The seismic hazard curve is the elemental product of a probabilistic seismic hazard analysis. A basic assumption is the existence of a correct answer: the true or data-generating hazard curve that would be measured if one could observe the complete history of ground motions at a single site over a time interval greater than 10^4 years. Since this is not observable, and accepting that our best estimates of the hazard curve will be used to make important engineering and financial decisions, the pragmatic path forward is to trust the basic statistical equations used to generate the curve, to test and improve the components of the input, to be sure that the full range of scientific uncertainties is considered in the input, and to make full use of any available constraint on the final curve. The approach to dealing with epistemic uncertainties, through the use of logic trees, is perhaps the most problematic, and will be the primary focus of this paper. Each branch of the logic tree is used to generate a possible hazard curve. The cloud of consequent possible hazard curves displays the range of scientific uncertainty about the true hazard. Ideally, branches of the logic tree should be mutually exclusive and collectively exhaustive (MECE). If these criteria are met, then one curve within the set of possible hazard curves should be the true hazard curve.
I have investigated a logic tree for a single dominant fault in western Nevada, specifically the Mount Rose fault. This is a normal fault that dips beneath Reno, the major city in western Nevada. The spread in the logic trees shows which uncertainties contribute most to the overall uncertainty in the hazard. The weights assigned to logic trees are not probabilities, but under the MECE assumption the tools of probability theory can be used to determine analogous properties of the set of hazard curves. The weights for the branches of the logic tree determine the mean, which is contoured to make hazard maps, and which many users consider to be the best estimate of the hazard. Since, at fixed annual exceedance rate, the spread of hazard estimates is approximately lognormally distributed in this study, the log standard deviation is a fair estimate of the width of the uncertainty in the hazard. Another property, the uncertainty in the mean, was estimated by considering the distribution of mean hazards obtained as the result of randomizing the logic tree weights. Like the mean hazard, these statistical properties depend on the location of the station relative to the fault. Maps can thus be generated contouring these three additional properties. These or similar products should be provided as a part of every PSHA.

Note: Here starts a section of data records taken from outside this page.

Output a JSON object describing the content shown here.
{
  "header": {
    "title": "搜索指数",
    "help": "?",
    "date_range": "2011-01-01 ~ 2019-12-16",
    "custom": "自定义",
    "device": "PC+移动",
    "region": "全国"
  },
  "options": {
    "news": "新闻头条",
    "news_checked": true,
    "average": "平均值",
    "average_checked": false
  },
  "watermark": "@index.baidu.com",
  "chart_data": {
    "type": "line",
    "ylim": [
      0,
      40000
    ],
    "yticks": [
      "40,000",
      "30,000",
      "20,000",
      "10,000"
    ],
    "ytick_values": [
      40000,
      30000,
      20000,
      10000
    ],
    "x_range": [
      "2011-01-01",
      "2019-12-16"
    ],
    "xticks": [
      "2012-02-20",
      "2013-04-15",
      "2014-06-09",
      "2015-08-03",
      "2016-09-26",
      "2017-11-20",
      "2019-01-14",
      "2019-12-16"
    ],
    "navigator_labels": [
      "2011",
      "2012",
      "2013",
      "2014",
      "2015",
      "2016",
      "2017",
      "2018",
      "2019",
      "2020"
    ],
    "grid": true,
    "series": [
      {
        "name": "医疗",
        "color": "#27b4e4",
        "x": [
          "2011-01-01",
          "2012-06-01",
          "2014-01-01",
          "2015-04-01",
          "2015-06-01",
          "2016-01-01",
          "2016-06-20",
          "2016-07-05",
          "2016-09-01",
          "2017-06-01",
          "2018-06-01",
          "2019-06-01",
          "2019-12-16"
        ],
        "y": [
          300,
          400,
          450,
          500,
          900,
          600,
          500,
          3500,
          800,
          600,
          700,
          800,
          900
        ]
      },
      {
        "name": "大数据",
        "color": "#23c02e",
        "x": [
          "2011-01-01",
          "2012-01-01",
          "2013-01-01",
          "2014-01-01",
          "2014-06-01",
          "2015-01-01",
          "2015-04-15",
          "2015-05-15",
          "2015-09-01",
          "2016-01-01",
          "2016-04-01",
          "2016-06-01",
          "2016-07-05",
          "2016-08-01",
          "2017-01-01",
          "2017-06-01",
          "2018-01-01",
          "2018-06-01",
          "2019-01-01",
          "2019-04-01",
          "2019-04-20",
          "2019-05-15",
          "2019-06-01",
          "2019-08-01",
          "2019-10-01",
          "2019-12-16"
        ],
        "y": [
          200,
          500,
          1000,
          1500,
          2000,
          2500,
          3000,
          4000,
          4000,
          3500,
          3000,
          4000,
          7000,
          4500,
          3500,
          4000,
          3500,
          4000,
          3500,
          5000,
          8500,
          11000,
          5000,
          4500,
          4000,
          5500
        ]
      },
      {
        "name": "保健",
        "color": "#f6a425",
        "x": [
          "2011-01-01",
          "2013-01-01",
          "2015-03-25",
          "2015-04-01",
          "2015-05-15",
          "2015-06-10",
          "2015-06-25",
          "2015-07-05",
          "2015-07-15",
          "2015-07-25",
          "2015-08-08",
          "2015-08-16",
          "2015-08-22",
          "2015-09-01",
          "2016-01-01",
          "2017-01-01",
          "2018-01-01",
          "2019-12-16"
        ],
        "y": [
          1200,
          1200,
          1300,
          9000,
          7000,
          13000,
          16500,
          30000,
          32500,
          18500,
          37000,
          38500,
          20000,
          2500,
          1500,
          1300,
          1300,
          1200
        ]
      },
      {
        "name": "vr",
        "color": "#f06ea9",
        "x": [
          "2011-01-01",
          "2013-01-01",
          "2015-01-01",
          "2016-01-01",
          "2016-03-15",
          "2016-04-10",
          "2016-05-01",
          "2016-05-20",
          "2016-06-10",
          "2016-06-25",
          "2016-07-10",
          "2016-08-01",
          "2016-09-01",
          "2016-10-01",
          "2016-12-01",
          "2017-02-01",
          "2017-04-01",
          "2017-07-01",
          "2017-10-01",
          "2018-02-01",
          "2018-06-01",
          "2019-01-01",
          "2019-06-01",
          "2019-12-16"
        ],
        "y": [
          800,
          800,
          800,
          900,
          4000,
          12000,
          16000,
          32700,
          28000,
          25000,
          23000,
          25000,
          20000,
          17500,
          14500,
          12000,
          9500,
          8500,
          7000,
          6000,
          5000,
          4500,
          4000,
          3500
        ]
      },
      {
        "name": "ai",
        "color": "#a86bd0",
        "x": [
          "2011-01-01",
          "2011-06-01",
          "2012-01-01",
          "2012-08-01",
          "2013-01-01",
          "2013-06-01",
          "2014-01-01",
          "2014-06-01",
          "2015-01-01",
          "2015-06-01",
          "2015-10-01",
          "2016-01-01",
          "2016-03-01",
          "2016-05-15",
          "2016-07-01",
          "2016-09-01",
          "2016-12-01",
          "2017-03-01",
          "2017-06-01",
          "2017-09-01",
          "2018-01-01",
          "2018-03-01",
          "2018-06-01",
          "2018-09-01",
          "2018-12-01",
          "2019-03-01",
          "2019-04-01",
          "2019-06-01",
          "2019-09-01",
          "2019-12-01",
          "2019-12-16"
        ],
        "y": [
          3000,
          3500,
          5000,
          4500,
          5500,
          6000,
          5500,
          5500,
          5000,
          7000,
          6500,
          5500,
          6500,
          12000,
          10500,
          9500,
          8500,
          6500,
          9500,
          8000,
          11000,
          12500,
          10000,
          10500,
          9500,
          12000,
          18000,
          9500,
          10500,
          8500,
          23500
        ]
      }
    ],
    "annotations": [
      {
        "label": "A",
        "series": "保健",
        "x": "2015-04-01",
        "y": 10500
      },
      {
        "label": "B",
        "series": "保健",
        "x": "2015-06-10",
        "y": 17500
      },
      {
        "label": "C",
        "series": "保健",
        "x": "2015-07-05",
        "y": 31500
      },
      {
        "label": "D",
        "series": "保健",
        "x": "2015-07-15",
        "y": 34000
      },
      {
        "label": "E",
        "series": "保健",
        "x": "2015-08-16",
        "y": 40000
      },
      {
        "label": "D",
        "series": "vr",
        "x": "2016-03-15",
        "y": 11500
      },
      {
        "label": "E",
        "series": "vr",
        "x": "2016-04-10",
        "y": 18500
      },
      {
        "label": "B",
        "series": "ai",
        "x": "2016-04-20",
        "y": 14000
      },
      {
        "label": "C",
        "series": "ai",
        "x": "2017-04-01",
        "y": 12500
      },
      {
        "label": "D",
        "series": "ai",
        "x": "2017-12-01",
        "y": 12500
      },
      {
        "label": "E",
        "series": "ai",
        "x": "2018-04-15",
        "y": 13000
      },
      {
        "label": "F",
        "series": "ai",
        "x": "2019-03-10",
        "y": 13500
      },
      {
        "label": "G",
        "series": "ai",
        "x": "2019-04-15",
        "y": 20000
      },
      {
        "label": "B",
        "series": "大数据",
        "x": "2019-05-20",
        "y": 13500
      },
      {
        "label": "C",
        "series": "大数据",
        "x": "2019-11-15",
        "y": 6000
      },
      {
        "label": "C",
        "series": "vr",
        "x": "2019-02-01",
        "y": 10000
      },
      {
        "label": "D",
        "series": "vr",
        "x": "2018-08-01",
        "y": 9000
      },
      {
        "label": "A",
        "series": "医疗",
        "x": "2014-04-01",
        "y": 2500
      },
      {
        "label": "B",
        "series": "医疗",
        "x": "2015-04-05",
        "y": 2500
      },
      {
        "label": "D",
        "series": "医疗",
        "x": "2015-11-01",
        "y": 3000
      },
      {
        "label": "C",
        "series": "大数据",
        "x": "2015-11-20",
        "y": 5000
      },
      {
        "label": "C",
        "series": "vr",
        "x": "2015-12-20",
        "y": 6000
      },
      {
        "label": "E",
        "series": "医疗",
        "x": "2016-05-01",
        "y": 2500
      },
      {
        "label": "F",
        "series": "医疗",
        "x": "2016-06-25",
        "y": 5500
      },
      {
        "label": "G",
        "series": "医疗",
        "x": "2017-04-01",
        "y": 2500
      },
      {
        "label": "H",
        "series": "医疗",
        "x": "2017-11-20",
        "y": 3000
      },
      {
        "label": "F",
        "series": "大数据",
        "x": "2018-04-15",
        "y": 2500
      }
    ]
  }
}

The western Nevada study reveals several general directions that are needed to improve PSHA results in this area. In brief, data are essential for reducing the large epistemic uncertainties. Needed data include geological and geodetic studies to characteize the behavior of active faults, detailed microearthquake locations to define subsurface fault geometry, geophysical methods to define basin structures and fault geometry, broadband seismograms in urban areas to reduce uncertainty in site effects, strong motion stations especially on the hanging wall of dipping faults to reduce uncertainty in ground motion models, and characterization of fragile geological structures well enough to recognize untenable branches of the logic tree at low exceedance rates.